PPI inti atau Core PPI yang tidak memasukkan komponen tertentu yang lebih volatil juga menunjukkan kenaikan terbatas. Secara bulanan, Core PPI hanya meningkat 0,2%, lebih rendah dari perkiraan pasar sebesar 0,3%. Secara tahunan, Core PPI tercatat tumbuh 4,2%.

Kombinasi data tersebut membuat investor semakin yakin bahwa tekanan inflasi di AS sedang bergerak menuju arah yang lebih moderat. Kondisi ini menjadi penting karena kemampuan The Fed untuk mempertahankan atau mengubah kebijakan suku bunga sangat bergantung pada keseimbangan antara inflasi dan kondisi pasar tenaga kerja.

CPI dan PPI Sama-Sama Menunjukkan Perlambatan

Data PPI yang lebih lemah muncul setelah laporan inflasi konsumen atau Consumer Price Index (CPI) AS sebelumnya juga menunjukkan perlambatan tekanan harga. Dengan CPI dan PPI sama-sama mencatat perlambatan secara tahunan, pasar semakin memperkuat pandangan bahwa inflasi AS mulai kehilangan momentum.
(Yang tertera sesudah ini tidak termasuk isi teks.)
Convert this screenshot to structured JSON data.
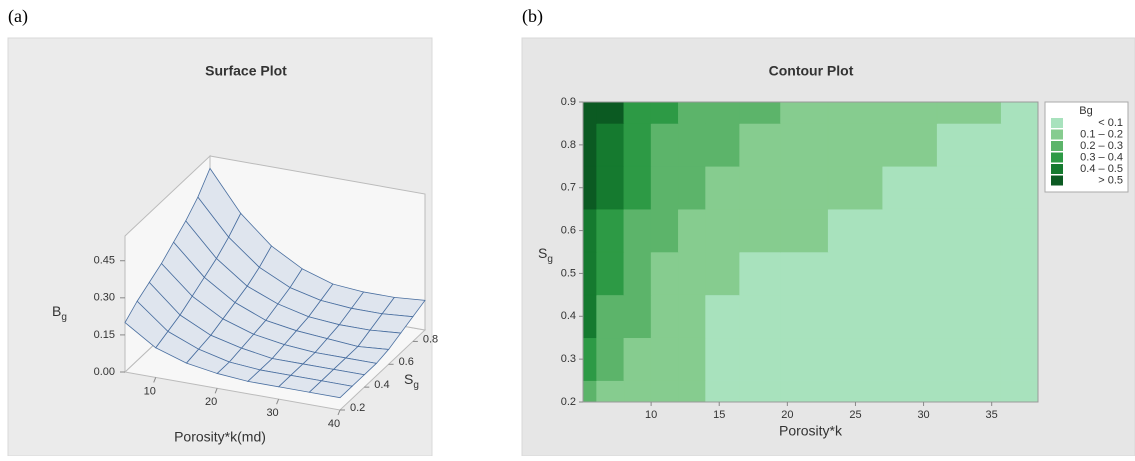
{
  "figure": {
    "panel_labels": [
      "(a)",
      "(b)"
    ]
  },
  "chart_data": [
    {
      "type": "surface",
      "title": "Surface Plot",
      "x_label": "Porosity*k(md)",
      "y_label": [
        "S",
        "g"
      ],
      "z_label": [
        "B",
        "g"
      ],
      "x": [
        5,
        10,
        15,
        20,
        25,
        30,
        35,
        40
      ],
      "y": [
        0.2,
        0.3,
        0.4,
        0.5,
        0.6,
        0.7,
        0.8,
        0.9
      ],
      "z": [
        [
          0.2,
          0.12,
          0.08,
          0.06,
          0.05,
          0.05,
          0.05,
          0.05
        ],
        [
          0.24,
          0.14,
          0.09,
          0.06,
          0.05,
          0.05,
          0.05,
          0.05
        ],
        [
          0.27,
          0.16,
          0.1,
          0.07,
          0.05,
          0.05,
          0.05,
          0.05
        ],
        [
          0.3,
          0.19,
          0.12,
          0.08,
          0.06,
          0.05,
          0.05,
          0.05
        ],
        [
          0.34,
          0.22,
          0.14,
          0.09,
          0.07,
          0.06,
          0.05,
          0.06
        ],
        [
          0.38,
          0.25,
          0.16,
          0.11,
          0.08,
          0.07,
          0.07,
          0.08
        ],
        [
          0.43,
          0.29,
          0.19,
          0.13,
          0.1,
          0.09,
          0.09,
          0.1
        ],
        [
          0.5,
          0.34,
          0.23,
          0.16,
          0.12,
          0.11,
          0.11,
          0.12
        ]
      ],
      "xlim": [
        5,
        40
      ],
      "ylim": [
        0.2,
        0.9
      ],
      "zlim": [
        0,
        0.55
      ],
      "xticks": [
        10,
        20,
        30,
        40
      ],
      "yticks": [
        0.2,
        0.4,
        0.6,
        0.8
      ],
      "zticks": [
        {
          "value": 0,
          "label": "0.00"
        },
        0.15,
        {
          "value": 0.3,
          "label": "0.30"
        },
        0.45
      ],
      "color": "#4a6fa0",
      "face_color": "#dfe5ee"
    },
    {
      "type": "contour",
      "title": "Contour Plot",
      "x_label": "Porosity*k",
      "y_label": [
        "S",
        "g"
      ],
      "x": [
        5,
        7,
        9,
        11,
        13,
        15,
        18,
        21,
        25,
        29,
        33,
        38.4
      ],
      "y": [
        0.2,
        0.3,
        0.4,
        0.5,
        0.6,
        0.7,
        0.8,
        0.9
      ],
      "z": [
        [
          0.22,
          0.17,
          0.15,
          0.12,
          0.1,
          0.09,
          0.08,
          0.07,
          0.06,
          0.06,
          0.05,
          0.05
        ],
        [
          0.3,
          0.2,
          0.17,
          0.13,
          0.1,
          0.09,
          0.08,
          0.07,
          0.06,
          0.06,
          0.05,
          0.05
        ],
        [
          0.4,
          0.28,
          0.2,
          0.15,
          0.11,
          0.09,
          0.08,
          0.07,
          0.06,
          0.06,
          0.05,
          0.05
        ],
        [
          0.42,
          0.32,
          0.22,
          0.17,
          0.14,
          0.11,
          0.09,
          0.08,
          0.07,
          0.06,
          0.06,
          0.05
        ],
        [
          0.45,
          0.36,
          0.28,
          0.21,
          0.17,
          0.14,
          0.12,
          0.1,
          0.09,
          0.08,
          0.07,
          0.06
        ],
        [
          0.51,
          0.42,
          0.33,
          0.26,
          0.21,
          0.18,
          0.15,
          0.13,
          0.11,
          0.09,
          0.08,
          0.06
        ],
        [
          0.53,
          0.45,
          0.36,
          0.29,
          0.24,
          0.2,
          0.17,
          0.15,
          0.13,
          0.11,
          0.09,
          0.07
        ],
        [
          0.55,
          0.5,
          0.38,
          0.33,
          0.27,
          0.24,
          0.2,
          0.17,
          0.15,
          0.12,
          0.1,
          0.08
        ]
      ],
      "xlim": [
        5,
        38.4
      ],
      "ylim": [
        0.2,
        0.9
      ],
      "xticks": [
        10,
        15,
        20,
        25,
        30,
        35
      ],
      "yticks": [
        0.2,
        0.3,
        0.4,
        0.5,
        0.6,
        0.7,
        0.8,
        0.9
      ],
      "legend": {
        "title": "Bg",
        "position": "right",
        "labels": [
          "< 0.1",
          "0.1 – 0.2",
          "0.2 – 0.3",
          "0.3 – 0.4",
          "0.4 – 0.5",
          "> 0.5"
        ],
        "breaks": [
          0.1,
          0.2,
          0.3,
          0.4,
          0.5
        ],
        "colors": [
          "#a8e2bd",
          "#86cc8f",
          "#5cb46a",
          "#2d9a45",
          "#157a2f",
          "#0b5a22"
        ]
      }
    }
  ]
}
Meskipun The Fed menjadikan Core Personal Consumption Expenditures (Core PCE) sebagai indikator inflasi yang sangat penting dalam menentukan kebijakan moneter, data CPI dan PPI tetap memiliki peran karena sejumlah komponennya digunakan dalam perhitungan indikator inflasi tersebut.

Artinya, pelemahan PPI tidak secara otomatis menentukan keputusan The Fed. Namun, ketika data tersebut dikombinasikan dengan tren CPI dan indikator ekonomi lainnya, pasar dapat memperoleh gambaran yang lebih jelas mengenai arah tekanan inflasi.
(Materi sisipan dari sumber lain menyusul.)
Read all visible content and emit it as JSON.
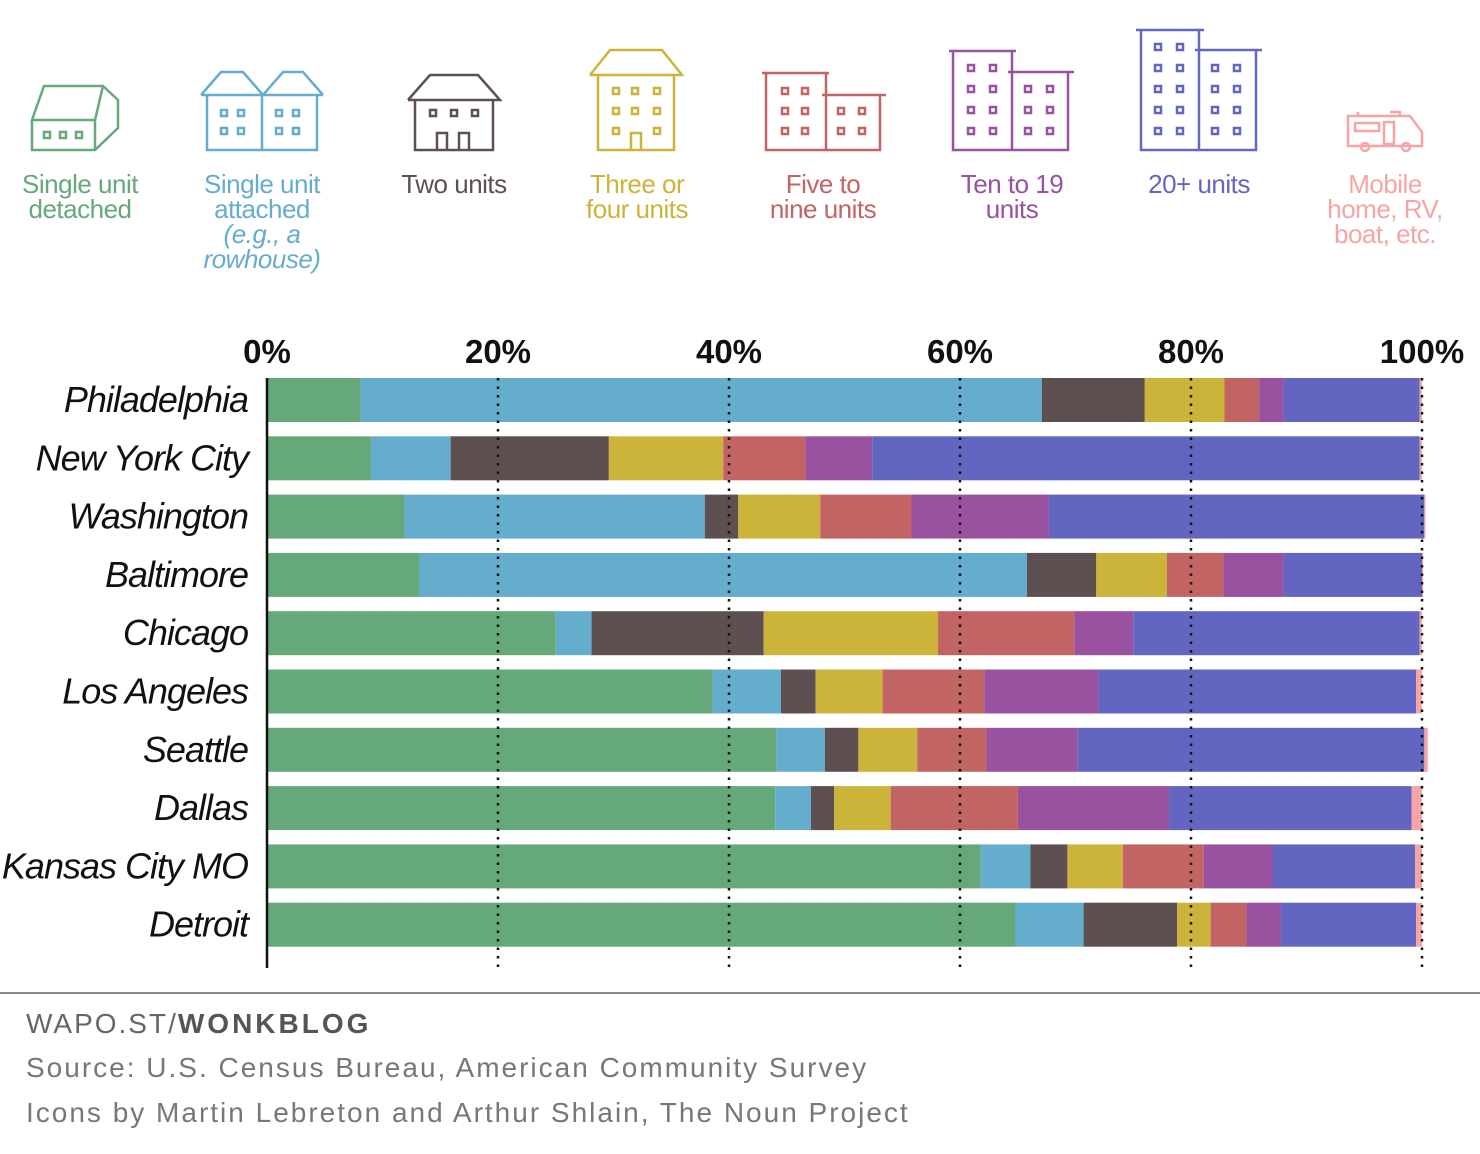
{
  "chart_data": {
    "type": "bar",
    "orientation": "horizontal",
    "stacked": true,
    "xlim": [
      0,
      100
    ],
    "x_ticks": [
      "0%",
      "20%",
      "40%",
      "60%",
      "80%",
      "100%"
    ],
    "grid": "dotted vertical",
    "categories": [
      "Philadelphia",
      "New York City",
      "Washington",
      "Baltimore",
      "Chicago",
      "Los Angeles",
      "Seattle",
      "Dallas",
      "Kansas City MO",
      "Detroit"
    ],
    "series": [
      {
        "name": "Single unit detached",
        "color": "#65a87a",
        "icon": "detached-house-icon",
        "values": [
          8.1,
          9.0,
          11.9,
          13.2,
          25.0,
          38.6,
          44.1,
          44.0,
          61.8,
          64.8
        ]
      },
      {
        "name": "Single unit attached (e.g., a rowhouse)",
        "color": "#65adcd",
        "icon": "rowhouse-icon",
        "values": [
          59.0,
          6.9,
          26.0,
          52.6,
          3.1,
          5.9,
          4.2,
          3.1,
          4.3,
          5.9
        ]
      },
      {
        "name": "Two units",
        "color": "#5e5050",
        "icon": "duplex-icon",
        "values": [
          8.9,
          13.7,
          2.9,
          6.0,
          14.9,
          3.0,
          2.9,
          2.0,
          3.2,
          8.1
        ]
      },
      {
        "name": "Three or four units",
        "color": "#ccb33a",
        "icon": "small-apartment-icon",
        "values": [
          6.9,
          9.9,
          7.1,
          6.1,
          15.1,
          5.8,
          5.1,
          4.9,
          4.8,
          2.9
        ]
      },
      {
        "name": "Five to nine units",
        "color": "#c26464",
        "icon": "apartment-icon",
        "values": [
          3.0,
          7.1,
          7.9,
          4.9,
          11.8,
          8.8,
          6.0,
          11.0,
          7.0,
          3.1
        ]
      },
      {
        "name": "Ten to 19 units",
        "color": "#9852a0",
        "icon": "mid-rise-icon",
        "values": [
          2.1,
          5.8,
          11.9,
          5.2,
          5.1,
          9.9,
          7.9,
          13.1,
          6.0,
          3.0
        ]
      },
      {
        "name": "20+ units",
        "color": "#6266c0",
        "icon": "high-rise-icon",
        "values": [
          11.8,
          47.4,
          32.5,
          12.0,
          24.8,
          27.5,
          30.0,
          21.0,
          12.3,
          11.7
        ]
      },
      {
        "name": "Mobile home, RV, boat, etc.",
        "color": "#f5a5a5",
        "icon": "rv-icon",
        "values": [
          0.2,
          0.2,
          0.1,
          0.1,
          0.2,
          0.5,
          0.3,
          0.9,
          0.6,
          0.5
        ]
      }
    ]
  },
  "legend": [
    {
      "lines": [
        "Single unit",
        "detached"
      ],
      "italic": []
    },
    {
      "lines": [
        "Single unit",
        "attached"
      ],
      "italic": [
        "(e.g., a",
        "rowhouse)"
      ]
    },
    {
      "lines": [
        "Two units"
      ],
      "italic": []
    },
    {
      "lines": [
        "Three or",
        "four units"
      ],
      "italic": []
    },
    {
      "lines": [
        "Five to",
        "nine units"
      ],
      "italic": []
    },
    {
      "lines": [
        "Ten to 19",
        "units"
      ],
      "italic": []
    },
    {
      "lines": [
        "20+ units"
      ],
      "italic": []
    },
    {
      "lines": [
        "Mobile",
        "home, RV,",
        "boat, etc."
      ],
      "italic": []
    }
  ],
  "footer": {
    "credit_prefix": "WAPO.ST/",
    "credit_bold": "WONKBLOG",
    "source": "Source: U.S. Census Bureau, American Community Survey",
    "icons_credit": "Icons by Martin Lebreton and Arthur Shlain, The Noun Project"
  }
}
Jika tren perlambatan inflasi terus berlanjut, ruang bagi The Fed untuk mempertahankan suku bunga pada level saat ini menjadi semakin besar. Sebaliknya, kenaikan kembali pada sejumlah komponen harga dapat menghidupkan kembali kekhawatiran mengenai inflasi dan membatasi peluang pelonggaran kebijakan moneter.

Peluang Kenaikan Suku Bunga September Menurun

Reaksi pasar terhadap data PPI terlihat jelas pada perubahan ekspektasi kebijakan The Fed. Setelah data tersebut dirilis, probabilitas kenaikan suku bunga pada September turun menjadi sekitar 34%, sedangkan peluang suku bunga dipertahankan di level saat ini meningkat hingga mendekati 66%.

Perubahan ekspektasi tersebut menjadi salah satu faktor utama yang menekan dolar AS. Secara umum, semakin kecil peluang kenaikan suku bunga, semakin berkurang pula potensi imbal hasil aset berbasis dolar dibandingkan skenario ketika The Fed memperketat kebijakan.

Dolar sebelumnya mendapatkan dukungan dari ekspektasi bahwa tekanan inflasi masih cukup tinggi untuk membuat The Fed mempertahankan sikap moneter ketat. Namun, rangkaian data inflasi yang lebih lunak membuat narasi tersebut mulai berubah.

Pasar kini cenderung menilai bahwa The Fed memiliki alasan yang lebih kuat untuk menahan suku bunga pada September. Fokus investor selanjutnya akan tertuju pada data ekonomi berikutnya, terutama indikator inflasi, tenaga kerja, konsumsi, dan aktivitas ekonomi AS.

Yen Jepang Masih Tertekan

Di pasar valuta asing lainnya, yen Jepang masih berada di bawah tekanan. Pasangan USD/JPY diperdagangkan di sekitar 159,52, menunjukkan bahwa dolar masih relatif kuat terhadap yen meskipun indeks dolar secara keseluruhan melemah.

Pergerakan tersebut juga menunjukkan bahwa yen kembali menghapus sebagian penguatan yang diperoleh setelah intervensi pada akhir Juli. Perhatian investor terhadap potensi intervensi baru tetap menjadi faktor penting dalam menentukan pergerakan pasangan USD/JPY, khususnya apabila pelemahan yen berlangsung terlalu cepat.

Sementara itu, pound Inggris bergerak turun tipis ke sekitar US$1,3485. Pelemahan pound terjadi meskipun data Produk Domestik Bruto (PDB) Inggris menunjukkan perekonomian kembali tumbuh dengan ekspansi 0,4% pada Juni.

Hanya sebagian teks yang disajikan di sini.